![QMUL](Images/QMUL-logo.jpg)

# Statistics for Biologists


## Probability theory - set operations

### Set operations

Consider an experiment of drawing a nucleotide at random. The sample space is $S=\{A,C,G,T\}$ and some possible events are $A=\{G,C,A\}$ and $B=\{T,G\}$. 

What is the __union__ of $A$ and $B$? 

In [None]:
# define the sample space
S <- c("A","C","G","T")
# define A and B
A <- c("G","C","A")
B <- c("T","G") 

# union
union(A,B)

Given any two events $A$ and $B$, set operations include:
* Union: the union of $A$ and $B$ is the set of elements that belong to either $A$ or $B$ or both:
\begin{equation}
A \cup B = \{x: x \in A \text{ or } x \in B\}
\end{equation}

The sample space is $S=\{A,C,G,T\}$ and some possible events are $A=\{G,C,A\}$ and $B=\{T,G\}$. 

What is the __intersection__ between $A$ and $B$?

In [None]:
# define the sample space
S <- c("A","C","G","T")
# define A and B
A <- c("G","C","A")
B <- c("T","G")

# intersection
intersect(A,B)

* Intersection: the intersection of $A$ and $B$ is the set of elements that belong to both $A$ and $B$:
\begin{equation}
A \cap B = \{x: x \in A \text{ and } x \in B\}
\end{equation}

The sample space is $S=\{A,C,G,T\}$ and some possible events are $A=\{G,C,A\}$ and $B=\{T,G\}$. 
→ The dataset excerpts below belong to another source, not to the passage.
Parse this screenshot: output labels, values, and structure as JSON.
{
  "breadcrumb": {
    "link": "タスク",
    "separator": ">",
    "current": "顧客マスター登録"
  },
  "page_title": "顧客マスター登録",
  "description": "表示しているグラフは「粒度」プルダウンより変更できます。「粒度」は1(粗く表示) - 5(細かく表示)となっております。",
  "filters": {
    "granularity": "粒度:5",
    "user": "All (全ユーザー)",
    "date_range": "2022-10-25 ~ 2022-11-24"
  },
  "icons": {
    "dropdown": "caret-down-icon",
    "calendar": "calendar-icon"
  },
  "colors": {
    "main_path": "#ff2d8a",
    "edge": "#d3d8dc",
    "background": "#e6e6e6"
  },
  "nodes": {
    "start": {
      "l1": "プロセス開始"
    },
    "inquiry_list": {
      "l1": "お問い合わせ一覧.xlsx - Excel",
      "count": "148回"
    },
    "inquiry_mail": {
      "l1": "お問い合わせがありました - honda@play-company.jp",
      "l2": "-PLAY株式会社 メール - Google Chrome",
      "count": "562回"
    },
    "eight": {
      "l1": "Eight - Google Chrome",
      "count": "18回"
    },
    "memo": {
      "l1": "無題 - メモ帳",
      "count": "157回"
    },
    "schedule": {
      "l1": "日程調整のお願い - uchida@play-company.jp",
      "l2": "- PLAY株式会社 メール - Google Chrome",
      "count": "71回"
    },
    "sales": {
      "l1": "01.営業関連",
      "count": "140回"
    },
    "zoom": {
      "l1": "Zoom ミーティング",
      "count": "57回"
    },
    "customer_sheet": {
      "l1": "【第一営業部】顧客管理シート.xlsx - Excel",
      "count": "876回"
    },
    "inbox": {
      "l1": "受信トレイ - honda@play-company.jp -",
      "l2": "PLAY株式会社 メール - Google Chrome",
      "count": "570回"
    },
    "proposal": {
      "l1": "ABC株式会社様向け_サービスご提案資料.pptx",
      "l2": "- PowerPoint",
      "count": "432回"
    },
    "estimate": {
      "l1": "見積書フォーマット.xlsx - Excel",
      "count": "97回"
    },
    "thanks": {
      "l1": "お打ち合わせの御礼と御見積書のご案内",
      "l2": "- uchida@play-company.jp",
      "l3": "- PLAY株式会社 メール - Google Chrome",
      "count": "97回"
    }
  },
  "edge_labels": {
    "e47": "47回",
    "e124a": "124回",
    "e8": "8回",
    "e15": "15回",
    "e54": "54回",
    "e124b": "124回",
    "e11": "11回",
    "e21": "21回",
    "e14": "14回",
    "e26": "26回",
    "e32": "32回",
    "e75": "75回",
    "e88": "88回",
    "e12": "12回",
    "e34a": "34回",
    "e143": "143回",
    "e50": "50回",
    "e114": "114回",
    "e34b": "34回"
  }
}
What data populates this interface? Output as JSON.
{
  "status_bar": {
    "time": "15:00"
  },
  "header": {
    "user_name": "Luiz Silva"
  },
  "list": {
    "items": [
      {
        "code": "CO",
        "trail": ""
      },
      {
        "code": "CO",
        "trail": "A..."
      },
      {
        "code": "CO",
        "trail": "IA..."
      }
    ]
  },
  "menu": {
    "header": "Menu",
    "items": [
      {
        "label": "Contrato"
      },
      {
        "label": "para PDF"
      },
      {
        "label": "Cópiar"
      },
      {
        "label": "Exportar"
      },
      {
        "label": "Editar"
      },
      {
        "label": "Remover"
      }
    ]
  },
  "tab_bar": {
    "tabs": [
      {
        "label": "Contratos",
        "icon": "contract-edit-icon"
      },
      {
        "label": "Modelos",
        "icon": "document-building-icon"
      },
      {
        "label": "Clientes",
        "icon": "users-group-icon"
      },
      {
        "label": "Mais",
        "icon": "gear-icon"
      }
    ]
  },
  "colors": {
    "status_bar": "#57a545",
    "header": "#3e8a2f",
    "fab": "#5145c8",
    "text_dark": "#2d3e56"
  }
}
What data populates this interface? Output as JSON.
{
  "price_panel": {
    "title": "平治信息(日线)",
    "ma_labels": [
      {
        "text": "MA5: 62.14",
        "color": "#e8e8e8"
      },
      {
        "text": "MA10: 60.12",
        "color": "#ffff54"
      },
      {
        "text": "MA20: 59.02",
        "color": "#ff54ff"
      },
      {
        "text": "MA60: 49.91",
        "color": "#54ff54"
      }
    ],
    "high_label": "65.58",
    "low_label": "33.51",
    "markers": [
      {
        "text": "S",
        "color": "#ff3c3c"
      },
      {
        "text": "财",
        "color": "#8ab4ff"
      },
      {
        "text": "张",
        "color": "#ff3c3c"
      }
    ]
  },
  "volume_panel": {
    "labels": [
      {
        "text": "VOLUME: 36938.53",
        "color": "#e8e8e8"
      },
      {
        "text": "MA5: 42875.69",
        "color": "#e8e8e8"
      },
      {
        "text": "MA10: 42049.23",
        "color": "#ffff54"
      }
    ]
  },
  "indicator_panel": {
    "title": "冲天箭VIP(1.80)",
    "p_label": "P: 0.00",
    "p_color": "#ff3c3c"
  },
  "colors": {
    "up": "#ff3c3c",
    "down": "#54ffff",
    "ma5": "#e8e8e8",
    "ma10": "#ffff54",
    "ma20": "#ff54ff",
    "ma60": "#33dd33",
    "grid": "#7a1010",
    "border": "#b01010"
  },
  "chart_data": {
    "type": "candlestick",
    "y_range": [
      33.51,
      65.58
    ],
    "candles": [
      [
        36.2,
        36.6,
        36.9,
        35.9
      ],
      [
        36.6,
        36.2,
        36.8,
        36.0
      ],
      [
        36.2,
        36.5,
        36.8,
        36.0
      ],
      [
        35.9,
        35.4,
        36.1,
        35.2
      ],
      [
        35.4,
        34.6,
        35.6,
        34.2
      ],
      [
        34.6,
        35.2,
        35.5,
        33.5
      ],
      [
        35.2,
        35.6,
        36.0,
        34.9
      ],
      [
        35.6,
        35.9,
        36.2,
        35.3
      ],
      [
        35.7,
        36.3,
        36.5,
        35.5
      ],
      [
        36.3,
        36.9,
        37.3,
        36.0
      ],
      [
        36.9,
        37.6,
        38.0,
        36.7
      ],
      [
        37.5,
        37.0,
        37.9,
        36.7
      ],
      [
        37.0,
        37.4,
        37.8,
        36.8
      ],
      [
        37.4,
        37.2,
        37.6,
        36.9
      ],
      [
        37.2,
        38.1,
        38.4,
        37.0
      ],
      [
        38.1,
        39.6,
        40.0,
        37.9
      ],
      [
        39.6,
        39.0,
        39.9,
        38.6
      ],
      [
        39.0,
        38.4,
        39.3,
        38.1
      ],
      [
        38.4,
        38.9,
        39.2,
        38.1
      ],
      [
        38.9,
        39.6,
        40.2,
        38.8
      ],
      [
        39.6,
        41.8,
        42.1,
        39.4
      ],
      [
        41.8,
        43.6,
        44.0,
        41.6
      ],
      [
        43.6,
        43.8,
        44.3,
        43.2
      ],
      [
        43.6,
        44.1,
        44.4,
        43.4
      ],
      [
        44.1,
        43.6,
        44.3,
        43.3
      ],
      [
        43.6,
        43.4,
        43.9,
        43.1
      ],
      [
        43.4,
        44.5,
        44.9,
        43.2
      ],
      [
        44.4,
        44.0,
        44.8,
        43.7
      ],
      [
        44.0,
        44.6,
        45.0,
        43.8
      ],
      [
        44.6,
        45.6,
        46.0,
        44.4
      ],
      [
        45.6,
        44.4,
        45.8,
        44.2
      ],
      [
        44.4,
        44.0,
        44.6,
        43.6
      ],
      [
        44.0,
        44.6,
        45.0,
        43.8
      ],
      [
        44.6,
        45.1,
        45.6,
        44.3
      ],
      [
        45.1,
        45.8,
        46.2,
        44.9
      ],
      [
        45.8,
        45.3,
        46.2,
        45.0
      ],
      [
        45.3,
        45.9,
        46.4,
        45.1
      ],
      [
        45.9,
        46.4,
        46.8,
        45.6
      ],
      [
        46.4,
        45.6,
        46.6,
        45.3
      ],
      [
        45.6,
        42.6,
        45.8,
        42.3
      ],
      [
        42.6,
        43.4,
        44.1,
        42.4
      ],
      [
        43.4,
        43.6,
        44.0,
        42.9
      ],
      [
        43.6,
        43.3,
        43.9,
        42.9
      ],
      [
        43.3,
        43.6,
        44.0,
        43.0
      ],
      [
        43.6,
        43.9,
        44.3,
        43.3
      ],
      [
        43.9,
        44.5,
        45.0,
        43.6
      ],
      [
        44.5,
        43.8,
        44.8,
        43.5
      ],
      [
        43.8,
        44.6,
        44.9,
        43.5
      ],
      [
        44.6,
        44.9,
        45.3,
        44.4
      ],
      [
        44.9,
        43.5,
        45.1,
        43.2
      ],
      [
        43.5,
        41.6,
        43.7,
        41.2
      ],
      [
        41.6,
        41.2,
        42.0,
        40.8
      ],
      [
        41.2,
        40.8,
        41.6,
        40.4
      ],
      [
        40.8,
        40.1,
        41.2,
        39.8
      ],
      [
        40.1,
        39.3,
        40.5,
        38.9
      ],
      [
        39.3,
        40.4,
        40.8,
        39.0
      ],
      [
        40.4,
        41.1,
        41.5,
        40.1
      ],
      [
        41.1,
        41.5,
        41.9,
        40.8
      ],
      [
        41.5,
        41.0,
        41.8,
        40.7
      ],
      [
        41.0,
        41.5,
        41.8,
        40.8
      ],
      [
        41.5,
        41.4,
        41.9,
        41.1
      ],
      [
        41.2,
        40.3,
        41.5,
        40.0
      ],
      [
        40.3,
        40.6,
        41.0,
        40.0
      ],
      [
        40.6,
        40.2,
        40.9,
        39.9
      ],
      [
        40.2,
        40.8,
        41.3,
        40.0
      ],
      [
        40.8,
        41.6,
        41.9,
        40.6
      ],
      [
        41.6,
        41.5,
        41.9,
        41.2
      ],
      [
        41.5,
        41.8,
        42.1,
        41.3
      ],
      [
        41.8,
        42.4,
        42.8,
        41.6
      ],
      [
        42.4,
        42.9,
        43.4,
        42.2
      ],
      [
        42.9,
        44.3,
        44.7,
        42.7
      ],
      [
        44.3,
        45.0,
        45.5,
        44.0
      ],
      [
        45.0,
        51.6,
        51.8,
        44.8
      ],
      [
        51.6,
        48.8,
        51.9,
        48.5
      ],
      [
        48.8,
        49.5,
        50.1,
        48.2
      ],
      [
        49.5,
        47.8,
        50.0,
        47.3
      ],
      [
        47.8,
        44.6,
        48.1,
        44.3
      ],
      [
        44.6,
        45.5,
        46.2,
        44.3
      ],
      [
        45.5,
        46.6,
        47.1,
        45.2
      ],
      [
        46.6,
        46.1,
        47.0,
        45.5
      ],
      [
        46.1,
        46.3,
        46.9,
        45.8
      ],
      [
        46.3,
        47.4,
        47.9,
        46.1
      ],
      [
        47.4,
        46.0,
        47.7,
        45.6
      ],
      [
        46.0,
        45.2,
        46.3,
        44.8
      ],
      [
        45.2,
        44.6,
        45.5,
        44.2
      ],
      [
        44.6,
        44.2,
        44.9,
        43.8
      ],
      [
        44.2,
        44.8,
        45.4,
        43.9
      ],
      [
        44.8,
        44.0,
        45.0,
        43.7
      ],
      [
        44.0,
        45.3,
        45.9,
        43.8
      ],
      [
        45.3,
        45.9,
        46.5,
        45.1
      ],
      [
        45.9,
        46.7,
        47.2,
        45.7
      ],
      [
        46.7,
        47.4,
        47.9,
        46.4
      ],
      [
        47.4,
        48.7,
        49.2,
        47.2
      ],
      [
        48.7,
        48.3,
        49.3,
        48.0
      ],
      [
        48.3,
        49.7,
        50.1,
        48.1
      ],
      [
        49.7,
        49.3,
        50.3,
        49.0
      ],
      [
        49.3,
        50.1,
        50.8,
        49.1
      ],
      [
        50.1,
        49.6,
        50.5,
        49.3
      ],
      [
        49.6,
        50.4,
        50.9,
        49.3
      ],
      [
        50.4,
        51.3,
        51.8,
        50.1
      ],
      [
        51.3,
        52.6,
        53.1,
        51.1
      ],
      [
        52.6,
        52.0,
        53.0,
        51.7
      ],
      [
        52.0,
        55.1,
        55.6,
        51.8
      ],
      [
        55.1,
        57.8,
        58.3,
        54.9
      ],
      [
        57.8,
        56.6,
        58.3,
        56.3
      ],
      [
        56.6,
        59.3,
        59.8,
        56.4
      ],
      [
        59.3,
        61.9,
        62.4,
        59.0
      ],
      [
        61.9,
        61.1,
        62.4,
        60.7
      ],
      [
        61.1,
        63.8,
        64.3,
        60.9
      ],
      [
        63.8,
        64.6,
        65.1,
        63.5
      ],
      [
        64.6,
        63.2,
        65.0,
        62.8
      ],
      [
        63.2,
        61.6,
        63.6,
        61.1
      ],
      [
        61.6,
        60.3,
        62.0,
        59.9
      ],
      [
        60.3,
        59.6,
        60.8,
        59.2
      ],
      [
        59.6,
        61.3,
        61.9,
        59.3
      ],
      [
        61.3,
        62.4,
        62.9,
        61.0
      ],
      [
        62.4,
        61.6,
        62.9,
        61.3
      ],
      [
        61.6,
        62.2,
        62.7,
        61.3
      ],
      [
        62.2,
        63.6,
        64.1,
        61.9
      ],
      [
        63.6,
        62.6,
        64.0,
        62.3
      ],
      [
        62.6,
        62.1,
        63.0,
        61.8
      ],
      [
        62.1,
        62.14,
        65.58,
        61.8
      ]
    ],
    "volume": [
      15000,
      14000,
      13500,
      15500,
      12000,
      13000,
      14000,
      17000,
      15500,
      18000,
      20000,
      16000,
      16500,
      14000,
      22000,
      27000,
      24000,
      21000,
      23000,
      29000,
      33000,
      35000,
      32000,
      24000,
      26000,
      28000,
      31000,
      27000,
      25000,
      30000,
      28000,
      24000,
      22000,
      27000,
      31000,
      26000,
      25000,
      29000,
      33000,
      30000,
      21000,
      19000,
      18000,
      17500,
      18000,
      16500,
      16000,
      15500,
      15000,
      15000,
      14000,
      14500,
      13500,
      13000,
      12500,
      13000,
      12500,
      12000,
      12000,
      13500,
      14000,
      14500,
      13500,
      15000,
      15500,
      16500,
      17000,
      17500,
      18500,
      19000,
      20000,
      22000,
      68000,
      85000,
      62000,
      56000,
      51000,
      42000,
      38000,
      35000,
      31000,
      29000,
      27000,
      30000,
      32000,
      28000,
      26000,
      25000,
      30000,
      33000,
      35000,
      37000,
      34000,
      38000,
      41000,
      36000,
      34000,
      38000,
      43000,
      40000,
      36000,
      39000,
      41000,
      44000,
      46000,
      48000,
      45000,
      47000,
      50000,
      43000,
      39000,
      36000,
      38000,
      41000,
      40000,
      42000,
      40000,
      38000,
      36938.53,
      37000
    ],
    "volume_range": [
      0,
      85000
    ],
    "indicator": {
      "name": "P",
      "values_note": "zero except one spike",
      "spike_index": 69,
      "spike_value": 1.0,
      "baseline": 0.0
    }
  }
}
What is the __complement__ of $A$? 

In [None]:
# define the sample space
S <- c("A","C","G","T")
# define A
A <- c("G","C","A")

# complement of A
setdiff(S,A)

* Complementation: the complement of $A$ is the set of all elements that are not in $A$:
\begin{equation}
A^c = \{x:x \notin A\}
\end{equation}

###  Exercise 

The sample space is $S=\{A,C,G,T\}$ and some possible events are $A=\{G,C,A\}$ and $B=\{T,G\}$. 

What is the complement of the union of $A$ and $B$?

Note that there are several functions in R suitable for set operations, as outlined [here](https://stat.ethz.ch/R-manual/R-devel/library/base/html/sets.html). 

From this exercise, we discover a special set, the empty set $\emptyset$.

Using Venn diagrams is another useful way to visualise (but not prove) set operations.

It is also worth noting that the elementary set operations can be combined. We can define several useful properties of set operations.

### Properties of set operations

* Commutativity
\begin{equation}
A \cup B = B \cup A \\
A \cap B = B \cap A
\end{equation}

* Associativity
\begin{equation}
A \cup (B \cup C) = (A \cup B) \cup C \\
A \cap (B \cap C) = (A \cap B) \cap C
\end{equation}

* Distributive laws
\begin{equation}
A \cap (B \cup C) = (A \cap B) \cup (A \cap C) \\
A \cup (B \cap C) = (A \cup B) \cap (A \cup C)
\end{equation}

* DeMorgan's laws
\begin{equation}
(A \cup B)^c = A^c \cap B^c \\
(A \cap B)^c = A^c \cup B^c
\end{equation}

The operations of union and intersection can be extended to infinite collections of sets.
As an example, let $S=(0,1]$ and define $A_i = [(1/i),1]$.
Then $\bigcup_{i=1}^\infty A_i = ?$ and $\bigcap_{i=1}^\infty A_i = ?$.